4

An integral domain $R$ is called a Prüfer domain if every non-zero finitely generated ideal $I$ of $R$ is invertible. Many equivalent characterizations can be found here.

Question. Is there a Prüfer domain $R$ that is also a unique factorization domain (UFD) but not a principal ideal domain (PID)?

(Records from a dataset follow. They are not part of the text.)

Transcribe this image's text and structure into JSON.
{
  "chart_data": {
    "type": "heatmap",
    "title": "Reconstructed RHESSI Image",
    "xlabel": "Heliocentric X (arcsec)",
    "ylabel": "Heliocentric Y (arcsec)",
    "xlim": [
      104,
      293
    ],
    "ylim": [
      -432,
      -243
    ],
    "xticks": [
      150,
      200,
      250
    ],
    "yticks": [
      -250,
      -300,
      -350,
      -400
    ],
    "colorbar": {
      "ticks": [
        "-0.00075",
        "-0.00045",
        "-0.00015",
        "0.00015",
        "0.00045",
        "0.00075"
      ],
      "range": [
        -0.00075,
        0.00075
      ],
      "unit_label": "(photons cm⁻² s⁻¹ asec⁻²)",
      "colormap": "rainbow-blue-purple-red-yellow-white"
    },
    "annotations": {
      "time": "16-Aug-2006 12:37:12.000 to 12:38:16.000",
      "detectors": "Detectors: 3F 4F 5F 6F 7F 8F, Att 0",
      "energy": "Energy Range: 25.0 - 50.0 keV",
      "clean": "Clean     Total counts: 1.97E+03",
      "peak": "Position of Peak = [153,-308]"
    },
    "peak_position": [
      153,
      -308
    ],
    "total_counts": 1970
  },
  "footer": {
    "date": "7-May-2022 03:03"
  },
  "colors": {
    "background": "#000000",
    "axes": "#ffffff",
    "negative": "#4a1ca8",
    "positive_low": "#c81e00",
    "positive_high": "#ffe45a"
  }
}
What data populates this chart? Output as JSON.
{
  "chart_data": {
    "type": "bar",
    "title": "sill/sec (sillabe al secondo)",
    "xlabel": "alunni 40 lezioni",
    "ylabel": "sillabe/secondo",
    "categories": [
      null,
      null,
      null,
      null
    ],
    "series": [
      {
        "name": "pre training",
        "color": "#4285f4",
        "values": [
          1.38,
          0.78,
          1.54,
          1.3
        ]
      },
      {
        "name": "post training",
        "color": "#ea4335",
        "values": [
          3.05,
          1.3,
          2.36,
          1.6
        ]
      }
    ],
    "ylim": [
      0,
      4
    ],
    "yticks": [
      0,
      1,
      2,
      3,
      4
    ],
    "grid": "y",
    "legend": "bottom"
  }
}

I guess that such $R$ exists as the definition says nothing about the ideals that are not finitely generated. It is well-known that a Dedekind domain or a Bézout domain that is a UFD is a PID, so such $R$ must be neither a Dedekind domain nor a Bézout domain. But I already had a hard time to find a Prüfer domain that is neither a Dedekind domain nor a Bézout domain. An example is $\operatorname{Int}(\mathbb{Z})$, the ring of integer-valued polynomials with rational coefficients. This ring is Prüfer (see here) but not noetherian (so not a Dedekind domain). It is not a Bézout domain as the ideal $(2,X)$ is not principal. Unfortunately, it is also not UFD as $X(X-1)=2\cdot\dfrac{X(X-1)}{2}$ is a factorization of $X(X-1)$ into different irreducibles.

Thank you for any help in advance.

Jianing Song
  • 2,545
  • 5
  • 25

1 Answers1

4

Let $R$ be a Prüfer domain which is also a UFD. Let $\mathfrak{p}$ be a prime ideal of $R$. Then $R_{\mathfrak{p}}$ is a valuation ring which is also a UFD. As valuation rings are Bezout domains, this implies that $R_{\mathfrak{p}}$ is a PID.

As $$\dim R = \sup_{\mathfrak{p}\in \mathrm{Spec}(R)} \dim R_{\mathfrak{p}}$$

This implies that $R$ has dimension $\leq 1$. Finally, a UFD of dimension at most one is a PID.